Na época, foi influenciado por seu técnico Zezão, que o orientou a buscar o Clube Vizinhança, onde o treinador Laurindo Miura comandava os times.
Em 1974, aos 16 anos, Oscar deu um passo importante em sua carreira ao se mudar para São Paulo e ingressar nas categorias de base infanto-juvenil do Palmeiras. Em 1977, foi convocado para a seleção juvenil de basquete e conquistou o título de melhor pivô no Sul-Americano Juvenil.
Na seleção principal do Brasil, Oscar Schmidt se destacou como campeão sul-americano e conquistou uma medalha de bronze.
Em 1979, ele adicionou à sua coleção um dos troféus mais prestigiados de sua trajetória: a Copa William Jones, o campeonato mundial interclubes de basquete. No ano seguinte, em 1980, participou de sua primeira edição dos Jogos Olímpicos, realizada em Moscou.
Ao longo de sua carreira, Oscar disputou outras quatro edições olímpicas, em Los Angeles (1984), Seul (1988), Barcelona (1992) e Atlanta (1996), em todas elas se destacando como o maior cestinha da competição.
No basquete italiano, Oscar Schmidt atuou por 11 temporadas, divididas entre oito anos com o Juvecaserta e três anos defendendo o Pavia.

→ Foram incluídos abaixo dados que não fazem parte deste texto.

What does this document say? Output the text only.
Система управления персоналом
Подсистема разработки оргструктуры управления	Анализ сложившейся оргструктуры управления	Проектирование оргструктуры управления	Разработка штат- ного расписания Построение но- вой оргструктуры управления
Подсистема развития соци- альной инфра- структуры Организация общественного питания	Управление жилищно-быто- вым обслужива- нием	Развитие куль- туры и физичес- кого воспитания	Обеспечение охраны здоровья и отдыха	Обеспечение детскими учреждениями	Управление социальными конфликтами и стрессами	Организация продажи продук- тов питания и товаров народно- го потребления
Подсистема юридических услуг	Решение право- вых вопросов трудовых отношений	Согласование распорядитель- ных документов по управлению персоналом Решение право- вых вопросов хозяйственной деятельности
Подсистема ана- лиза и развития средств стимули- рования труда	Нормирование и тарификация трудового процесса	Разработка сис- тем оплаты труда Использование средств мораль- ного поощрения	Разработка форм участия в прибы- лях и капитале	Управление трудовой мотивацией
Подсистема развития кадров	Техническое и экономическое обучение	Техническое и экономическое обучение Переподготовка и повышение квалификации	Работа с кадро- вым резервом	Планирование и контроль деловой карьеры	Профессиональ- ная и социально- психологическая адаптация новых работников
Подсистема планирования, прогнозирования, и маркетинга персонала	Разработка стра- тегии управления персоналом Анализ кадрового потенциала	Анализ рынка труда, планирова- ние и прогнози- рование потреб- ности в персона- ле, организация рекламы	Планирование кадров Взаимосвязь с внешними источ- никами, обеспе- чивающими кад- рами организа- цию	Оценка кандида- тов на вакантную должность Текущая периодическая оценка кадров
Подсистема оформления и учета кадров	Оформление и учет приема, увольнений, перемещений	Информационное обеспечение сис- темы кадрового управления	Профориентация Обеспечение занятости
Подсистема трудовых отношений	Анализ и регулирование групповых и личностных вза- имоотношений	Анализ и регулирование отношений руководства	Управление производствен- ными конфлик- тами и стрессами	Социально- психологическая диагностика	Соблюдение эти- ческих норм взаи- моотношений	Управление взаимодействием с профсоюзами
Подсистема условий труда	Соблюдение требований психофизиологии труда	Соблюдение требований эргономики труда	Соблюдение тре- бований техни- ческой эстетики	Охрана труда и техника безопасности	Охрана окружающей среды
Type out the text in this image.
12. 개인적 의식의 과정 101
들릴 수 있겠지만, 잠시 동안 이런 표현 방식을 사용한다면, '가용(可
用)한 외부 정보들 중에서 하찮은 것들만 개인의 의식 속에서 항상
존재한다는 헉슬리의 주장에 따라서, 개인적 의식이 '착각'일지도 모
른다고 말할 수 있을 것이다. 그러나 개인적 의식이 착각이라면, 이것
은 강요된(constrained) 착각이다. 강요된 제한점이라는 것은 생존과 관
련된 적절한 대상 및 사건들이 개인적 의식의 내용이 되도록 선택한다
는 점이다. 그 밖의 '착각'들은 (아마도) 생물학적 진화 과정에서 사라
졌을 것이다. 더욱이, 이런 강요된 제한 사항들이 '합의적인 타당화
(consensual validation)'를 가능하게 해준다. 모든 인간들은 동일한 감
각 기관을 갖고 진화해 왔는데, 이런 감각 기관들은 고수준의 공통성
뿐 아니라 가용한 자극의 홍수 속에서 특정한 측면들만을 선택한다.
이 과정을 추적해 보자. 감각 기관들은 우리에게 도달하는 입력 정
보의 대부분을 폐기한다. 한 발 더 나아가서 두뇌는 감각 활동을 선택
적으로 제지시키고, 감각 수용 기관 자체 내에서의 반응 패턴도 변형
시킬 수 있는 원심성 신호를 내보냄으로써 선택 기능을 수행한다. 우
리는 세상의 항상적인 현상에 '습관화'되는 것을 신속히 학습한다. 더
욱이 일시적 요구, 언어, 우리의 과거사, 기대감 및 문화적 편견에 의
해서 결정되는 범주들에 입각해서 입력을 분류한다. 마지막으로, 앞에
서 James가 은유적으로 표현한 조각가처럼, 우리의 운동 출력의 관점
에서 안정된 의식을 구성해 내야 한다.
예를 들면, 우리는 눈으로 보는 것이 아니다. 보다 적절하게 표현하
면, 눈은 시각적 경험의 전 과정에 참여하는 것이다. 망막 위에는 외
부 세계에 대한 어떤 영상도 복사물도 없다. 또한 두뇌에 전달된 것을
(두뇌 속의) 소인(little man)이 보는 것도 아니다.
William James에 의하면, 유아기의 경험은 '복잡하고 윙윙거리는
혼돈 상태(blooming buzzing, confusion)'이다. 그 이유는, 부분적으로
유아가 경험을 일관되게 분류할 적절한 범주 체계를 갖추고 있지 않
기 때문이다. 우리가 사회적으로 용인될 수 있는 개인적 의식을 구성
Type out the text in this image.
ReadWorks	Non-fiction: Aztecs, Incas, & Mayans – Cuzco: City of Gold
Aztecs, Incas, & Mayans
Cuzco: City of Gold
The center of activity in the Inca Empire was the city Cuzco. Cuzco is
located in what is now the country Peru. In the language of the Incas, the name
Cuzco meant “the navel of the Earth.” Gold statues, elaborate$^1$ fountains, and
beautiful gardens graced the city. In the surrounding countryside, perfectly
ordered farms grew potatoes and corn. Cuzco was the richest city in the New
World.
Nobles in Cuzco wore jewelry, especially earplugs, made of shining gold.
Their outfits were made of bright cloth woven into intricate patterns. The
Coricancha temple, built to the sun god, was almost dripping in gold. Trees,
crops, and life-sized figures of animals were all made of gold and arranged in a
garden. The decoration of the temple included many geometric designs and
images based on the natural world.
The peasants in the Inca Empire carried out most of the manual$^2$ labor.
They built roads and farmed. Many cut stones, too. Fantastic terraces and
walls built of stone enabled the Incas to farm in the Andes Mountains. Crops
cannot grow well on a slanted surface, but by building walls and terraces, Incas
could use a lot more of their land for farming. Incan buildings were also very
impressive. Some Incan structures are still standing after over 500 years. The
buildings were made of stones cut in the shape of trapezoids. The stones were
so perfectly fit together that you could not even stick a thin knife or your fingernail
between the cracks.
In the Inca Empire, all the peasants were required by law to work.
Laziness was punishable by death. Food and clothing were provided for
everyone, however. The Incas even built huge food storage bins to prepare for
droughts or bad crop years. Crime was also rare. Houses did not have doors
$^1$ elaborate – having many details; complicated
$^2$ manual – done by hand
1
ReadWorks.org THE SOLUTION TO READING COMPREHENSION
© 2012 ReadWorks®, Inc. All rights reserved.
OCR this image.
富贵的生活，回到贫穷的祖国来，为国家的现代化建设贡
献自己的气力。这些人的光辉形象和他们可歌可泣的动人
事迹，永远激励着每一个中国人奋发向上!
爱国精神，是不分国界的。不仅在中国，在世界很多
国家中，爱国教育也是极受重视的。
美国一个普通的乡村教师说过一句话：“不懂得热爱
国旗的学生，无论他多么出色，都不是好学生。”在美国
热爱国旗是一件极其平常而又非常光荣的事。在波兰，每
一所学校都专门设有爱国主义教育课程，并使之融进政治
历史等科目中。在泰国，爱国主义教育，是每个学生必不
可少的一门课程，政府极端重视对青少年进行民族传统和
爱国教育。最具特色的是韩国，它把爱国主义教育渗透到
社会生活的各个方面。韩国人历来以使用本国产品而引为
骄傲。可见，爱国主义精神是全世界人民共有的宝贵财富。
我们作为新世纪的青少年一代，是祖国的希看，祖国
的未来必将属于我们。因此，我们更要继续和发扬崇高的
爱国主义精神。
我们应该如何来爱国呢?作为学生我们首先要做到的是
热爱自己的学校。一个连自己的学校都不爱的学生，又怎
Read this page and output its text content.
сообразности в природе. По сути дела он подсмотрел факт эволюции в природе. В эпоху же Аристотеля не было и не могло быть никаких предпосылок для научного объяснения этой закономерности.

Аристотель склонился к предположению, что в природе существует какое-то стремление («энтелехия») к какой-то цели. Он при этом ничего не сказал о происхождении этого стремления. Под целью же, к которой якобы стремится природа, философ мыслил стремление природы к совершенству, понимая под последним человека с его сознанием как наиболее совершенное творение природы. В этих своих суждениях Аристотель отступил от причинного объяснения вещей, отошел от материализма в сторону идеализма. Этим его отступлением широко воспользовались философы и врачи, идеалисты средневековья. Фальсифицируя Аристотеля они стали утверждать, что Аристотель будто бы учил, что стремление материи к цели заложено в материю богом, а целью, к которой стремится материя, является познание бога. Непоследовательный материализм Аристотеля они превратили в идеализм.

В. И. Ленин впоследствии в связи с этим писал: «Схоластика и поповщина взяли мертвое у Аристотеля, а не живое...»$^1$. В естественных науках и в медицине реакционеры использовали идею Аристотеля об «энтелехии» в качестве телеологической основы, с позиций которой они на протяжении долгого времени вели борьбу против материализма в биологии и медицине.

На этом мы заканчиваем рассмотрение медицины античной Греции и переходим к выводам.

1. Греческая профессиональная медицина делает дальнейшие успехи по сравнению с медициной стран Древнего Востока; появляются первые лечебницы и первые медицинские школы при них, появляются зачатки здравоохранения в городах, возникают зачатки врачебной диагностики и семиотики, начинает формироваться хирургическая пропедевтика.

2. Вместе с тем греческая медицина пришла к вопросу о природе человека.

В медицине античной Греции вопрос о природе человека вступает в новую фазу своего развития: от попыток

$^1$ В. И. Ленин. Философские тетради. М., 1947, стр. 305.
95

Em 1995, o jogador retornou ao Brasil para defender o Corinthians, onde, em 1996, adicionou seu oitavo título brasileiro à sua impressionante lista de conquistas.
No cenário nacional, Oscar ainda representou o Banco Bandeirantes entre 1997 e 1998, o Mackenzie de 1998 a 1999, e o Flamengo entre 1999 e 2003.
Durante sua passagem pelo clube rubro-negro, ele estabeleceu uma das marcas mais notáveis de sua carreira: tornou-se o maior cestinha da história do basquete mundial, registrando um total de 49.737 pontos. Com esse feito, superou o lendário Kareem Abdul-Jabbar, que detinha o recorde anterior com 46.725 pontos.
Em reconhecimento à sua grandiosa carreira, Oscar foi nomeado em 1991 como um dos 50 Maiores Jogadores de Basquete pela Fédération Internationale de Basketball (Fiba) e, posteriormente, integrou o Hall da Fama da NBA.
O ano de 2003 marcou o encerramento de sua carreira nas quadras, com a aposentadoria do esporte profissional.
Em 2022, quando contava com 64 anos de idade, Oscar Schmidt abriu as portas de sua residência em São Paulo para a equipe do programa Caminhos da Reportagem, da TV Brasil. Rodeado por uma vasta coleção de medalhas e troféus em sua sala, ele relembrou momentos marcantes de sua carreira e detalhou sua atuação como palestrante, atividade que abraçou após deixar as quadras.
"Eu não acho que eu tenho 64 anos. Eu vivo minha vida intensamente, mas por outro lado, calmamente", declarou.
"Eu adoro fazer palestra que eu vejo os olhos das pessoas olhando assim para mim, batendo palma. E eu estou contando a minha história para eles. Isso repõe, em parte, tudo aquilo que eu perdi parando de jogar".